Shipments in Cabal

Duncan Coutts duncan.coutts at worc.ox.ac.uk
Fri Dec 9 05:15:28 EST 2005


On Fri, 2005-12-09 at 09:55 +0000, Simon Peyton-Jones wrote:
> | I think that's because we track dependencies on libraries but not
> | executables. So having one lib per package allows us to track library
> | deps correctly.
> | 
> | Having more than one library in a package breaks dependency checking
> as
> | described in the wiki page.
> 
> Crumbs.  What is "a library"?

A quick clarification of terminology:

With GHC a package is described by an entry in the package.conf
database, it usually has just one libHSthing.a file. "base", "haskell98"
etc are ghc packages.

With Cabal a package is described by a .cabal file.

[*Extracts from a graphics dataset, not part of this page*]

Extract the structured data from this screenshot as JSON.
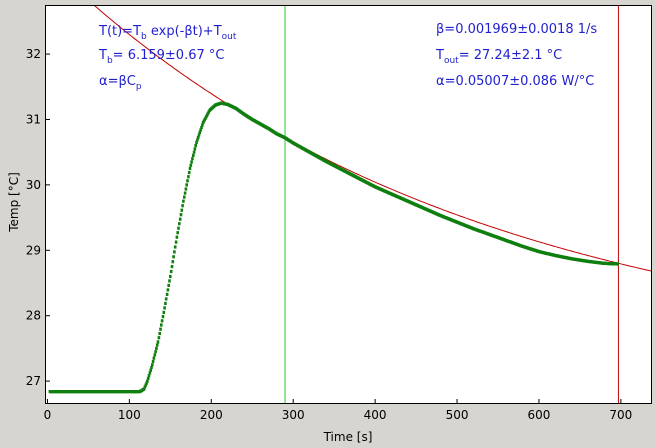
{
  "chart_data": {
    "type": "scatter",
    "title": "",
    "xlabel": "Time [s]",
    "ylabel": "Temp [°C]",
    "xlim": [
      -3,
      738
    ],
    "ylim": [
      26.65,
      32.75
    ],
    "xticks": [
      0,
      100,
      200,
      300,
      400,
      500,
      600,
      700
    ],
    "yticks": [
      27,
      28,
      29,
      30,
      31,
      32
    ],
    "grid": false,
    "colors": {
      "measured": "#0f7f0f",
      "fit": "#c00000",
      "cursor_left": "#22cc22",
      "cursor_right": "#c00000",
      "annotation": "#1f1fd0",
      "plot_background": "#ffffff",
      "window_background": "#d6d5d0"
    },
    "series": [
      {
        "kind": "measured",
        "points": [
          [
            3,
            26.84
          ],
          [
            20,
            26.84
          ],
          [
            40,
            26.84
          ],
          [
            60,
            26.84
          ],
          [
            80,
            26.84
          ],
          [
            100,
            26.84
          ],
          [
            113,
            26.84
          ],
          [
            118,
            26.88
          ],
          [
            122,
            27.0
          ],
          [
            128,
            27.25
          ],
          [
            135,
            27.6
          ],
          [
            142,
            28.05
          ],
          [
            150,
            28.6
          ],
          [
            158,
            29.2
          ],
          [
            166,
            29.75
          ],
          [
            174,
            30.25
          ],
          [
            182,
            30.65
          ],
          [
            190,
            30.95
          ],
          [
            198,
            31.14
          ],
          [
            205,
            31.22
          ],
          [
            212,
            31.25
          ],
          [
            220,
            31.23
          ],
          [
            230,
            31.17
          ],
          [
            240,
            31.08
          ],
          [
            250,
            31.0
          ],
          [
            260,
            30.93
          ],
          [
            270,
            30.86
          ],
          [
            280,
            30.78
          ],
          [
            290,
            30.72
          ],
          [
            300,
            30.64
          ],
          [
            320,
            30.5
          ],
          [
            340,
            30.36
          ],
          [
            360,
            30.23
          ],
          [
            380,
            30.1
          ],
          [
            400,
            29.97
          ],
          [
            420,
            29.86
          ],
          [
            440,
            29.75
          ],
          [
            460,
            29.64
          ],
          [
            480,
            29.53
          ],
          [
            500,
            29.43
          ],
          [
            520,
            29.33
          ],
          [
            540,
            29.24
          ],
          [
            560,
            29.15
          ],
          [
            580,
            29.06
          ],
          [
            600,
            28.98
          ],
          [
            620,
            28.92
          ],
          [
            640,
            28.87
          ],
          [
            660,
            28.83
          ],
          [
            680,
            28.8
          ],
          [
            697,
            28.79
          ]
        ]
      },
      {
        "kind": "fit",
        "formula_params": {
          "Tb": 6.159,
          "beta": 0.001969,
          "Tout": 27.24
        },
        "x_range": [
          -3,
          738
        ]
      }
    ],
    "cursors": [
      {
        "kind": "left",
        "x": 290
      },
      {
        "kind": "right",
        "x": 697
      }
    ]
  },
  "annotations": {
    "formula": {
      "a": "T(t)=T",
      "a_sub": "b",
      "b": " exp(-βt)+T",
      "b_sub": "out"
    },
    "tb": {
      "a": "T",
      "a_sub": "b",
      "b": "= 6.159±0.67 °C"
    },
    "alpha_def": {
      "a": "α=βC",
      "a_sub": "p"
    },
    "beta": "β=0.001969±0.0018 1/s",
    "tout": {
      "a": "T",
      "a_sub": "out",
      "b": "= 27.24±2.1 °C"
    },
    "alpha_val": "α=0.05007±0.086 W/°C"
  }
}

It can contain at
most one GHC package (though it is of course not compiler specific) and
zero or more executables.

> Previously I'd understood that a package *was* a library.  I think you
> are saying that
> 
> 	Shipments contain N packages
> 	Packages contain N executables and M libraries

So Cabal packages currently contain N executables and 0 or 1 libraries.

> 	Libraries contain N modules
> 
> Do we really need FOUR levels?   (Shipments, packages, libraries,
> modules)
> 
> Joe is getting worried.

I'm not sure that we need shipments, just some convenient tools for
maintaining a collection of related packages.

On the other hand how does one conveniently talk about a
"project/system/thing" that has various optional bits.

As you said earlier, Joe wants to install "HSQL" but the fact is that
there isn't HSQL, there the hsql core bit (which is useless on it's own)
and backends for various databases. So if we've just got packages then
Joe has to know to install hsql and hsql-postgres or whatever.

Some Linux distros have the notion of a meta-package that ties together
a collection of packages that may have some optional dependencies.